Although Gardner and Nichols were undoubtedly seminal in their influence on these two strands of modern spirituality, we must remember that new movements that capture the public imagination and grow in popularity do not arise in a vacuum. Both men were influenced by the Spirit of the Times, whose agenda in post-war Britain urgently required a return to a peaceful harmony with the land. They were both driven by the need in the collective soul for spiritualities that honoured and celebrated the earth and all life, rather than for religions that urged us to transcend Nature and the body. And they were influenced, too, by other people – particularly by two women, Doreen Valiente and Vera Chapman who, if we are to term Gardner and Nichols Founding Fathers, we should term Founding Mothers of the movements they initiated.

Gardner met Valiente in 1952 and immediately encouraged her to improve and augment the rituals in the Wiccan Book of Shadows – a term for the book used to record Wiccan rites, which Gardner apparently adopted on reading of its use in India in an article published in The Occult Observer by a friend of Ross. Valiente, who knew Ross too, wrote inspired poetry with an unashamed expression of sensuality and Paganism. Vera Chapman, who matched Ross in both her depth of learning and her fascination for history and poetry, was a successful author, keen proponent of women’s freemasonry, a member of the Woodcraft-related Kibbo Kift movement, and the founder of the Tolkien Society. Like Ross she was also interested in a fairer distribution of wealth, and supported the Social Credit movement. Ross appointed her Pendragon of his Order, and after the success of her Arthurian trilogy, Warner Bros. bought the film rights, using her work as the basis for a disappointing cartoon film – Quest for Camelot.

Since Valiente and Chapman, other women have contributed immensely to both traditions – bringing a depth and warmth to these spiritualities that appeal now to women just as much as men. Leaders of Druid groups today tend to have a grounding in Wicca as well as Druidry, and many Wiccans study Druidry, in addition to Druids studying Wicca. Each system is complete in itself and some people choose to practice just one, or to practice both at different times. Others choose to eclectically combine elements of both ways.

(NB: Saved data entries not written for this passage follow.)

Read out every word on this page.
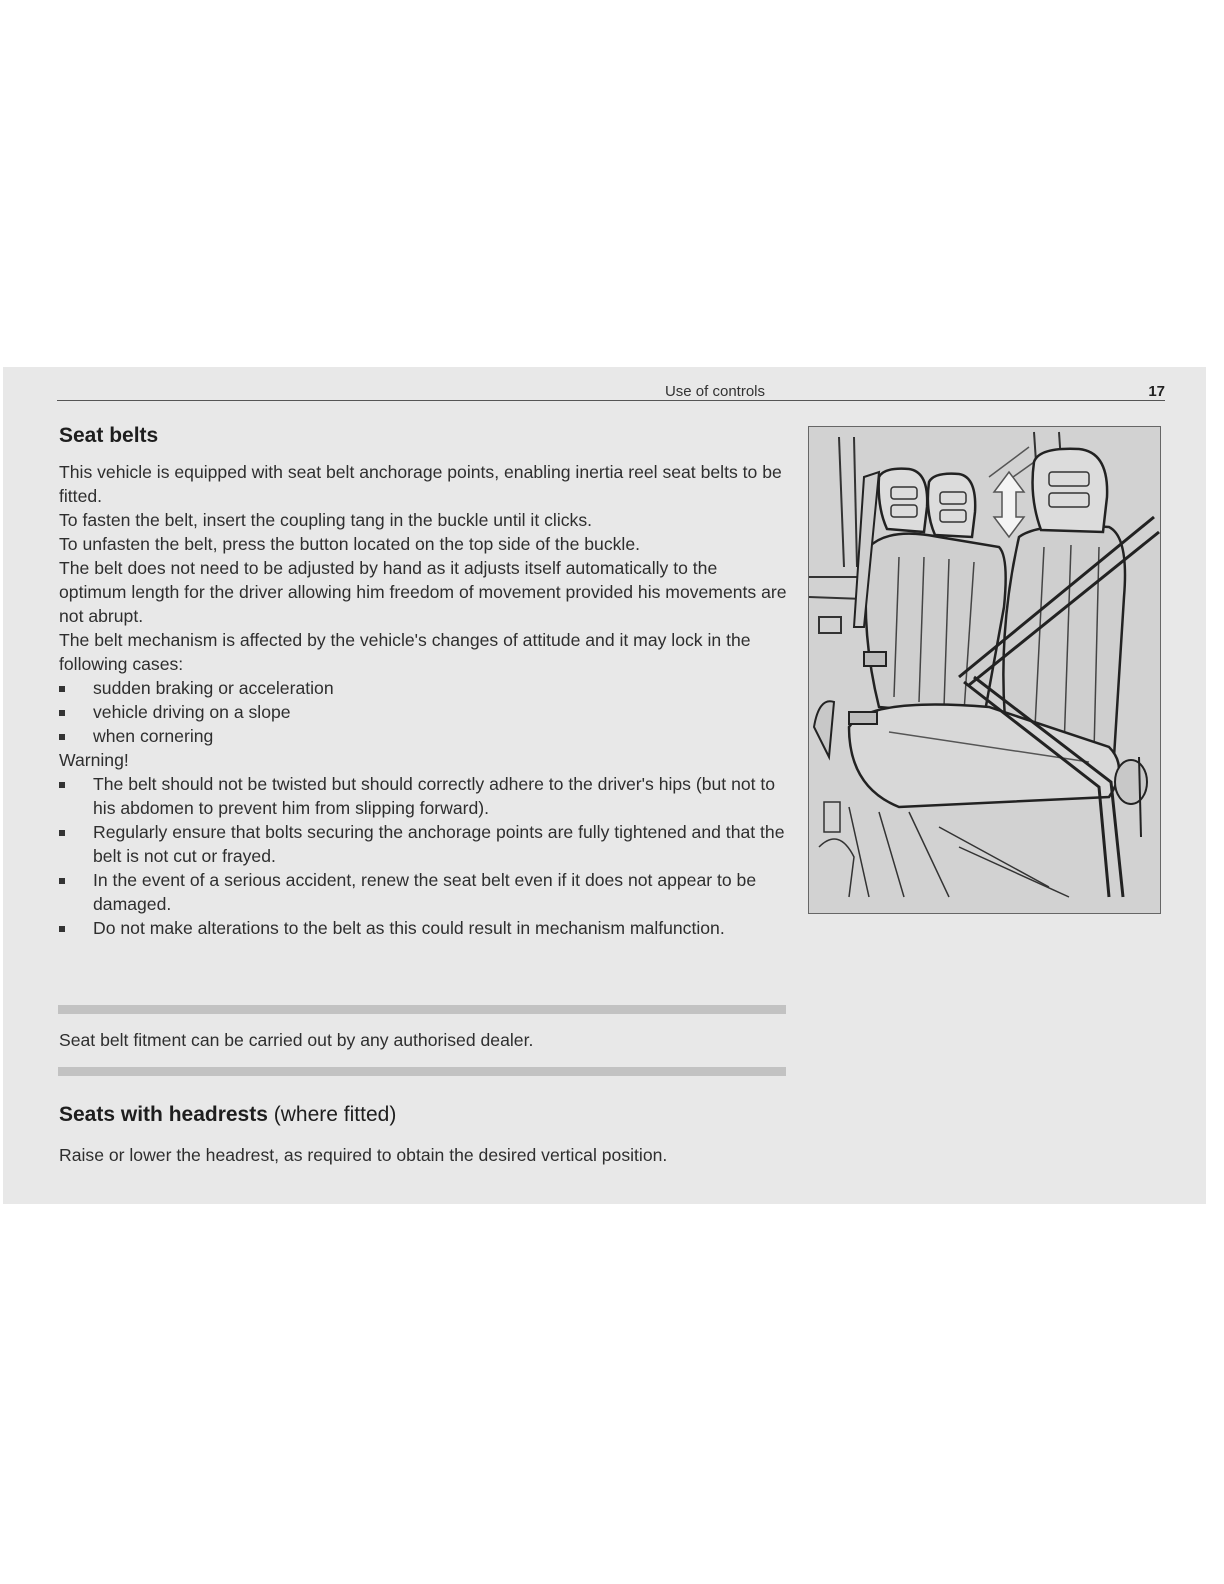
Use of controls	17
Seat belts

This vehicle is equipped with seat belt anchorage points, enabling inertia reel seat belts to be fitted.

To fasten the belt, insert the coupling tang in the buckle until it clicks.

To unfasten the belt, press the button located on the top side of the buckle.

The belt does not need to be adjusted by hand as it adjusts itself automatically to the optimum length for the driver allowing him freedom of movement provided his movements are not abrupt.

The belt mechanism is affected by the vehicle's changes of attitude and it may lock in the following cases:

sudden braking or acceleration
vehicle driving on a slope
when cornering

Warning!

The belt should not be twisted but should correctly adhere to the driver's hips (but not to his abdomen to prevent him from slipping forward).
Regularly ensure that bolts securing the anchorage points are fully tightened and that the belt is not cut or frayed.
In the event of a serious accident, renew the seat belt even if it does not appear to be damaged.
Do not make alterations to the belt as this could result in mechanism malfunction.
Seat belt fitment can be carried out by any authorised dealer.
Seats with headrests (where fitted)
Raise or lower the headrest, as required to obtain the desired vertical position.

Wicca tends to work with the gods, and with the power of the union of the opposites, whereas Druidry tends to work with the results of this union in creativity, and deals not so much with the gods, as with the fruit of their inspiration in poetry and story. Both ways of working are powerful and valid in their own right and need no additions, but there is also no reason why they cannot be combined .

There are many varieties of Wicca now, just as there are many different styles of Druid practice, which makes it hard to offer comparisons. Solitary practitioners of Wicca, often calling themselves ‘Hedge Witches’ are practically indistinguishable from solitary Ovates, or ‘Hedge Druids’.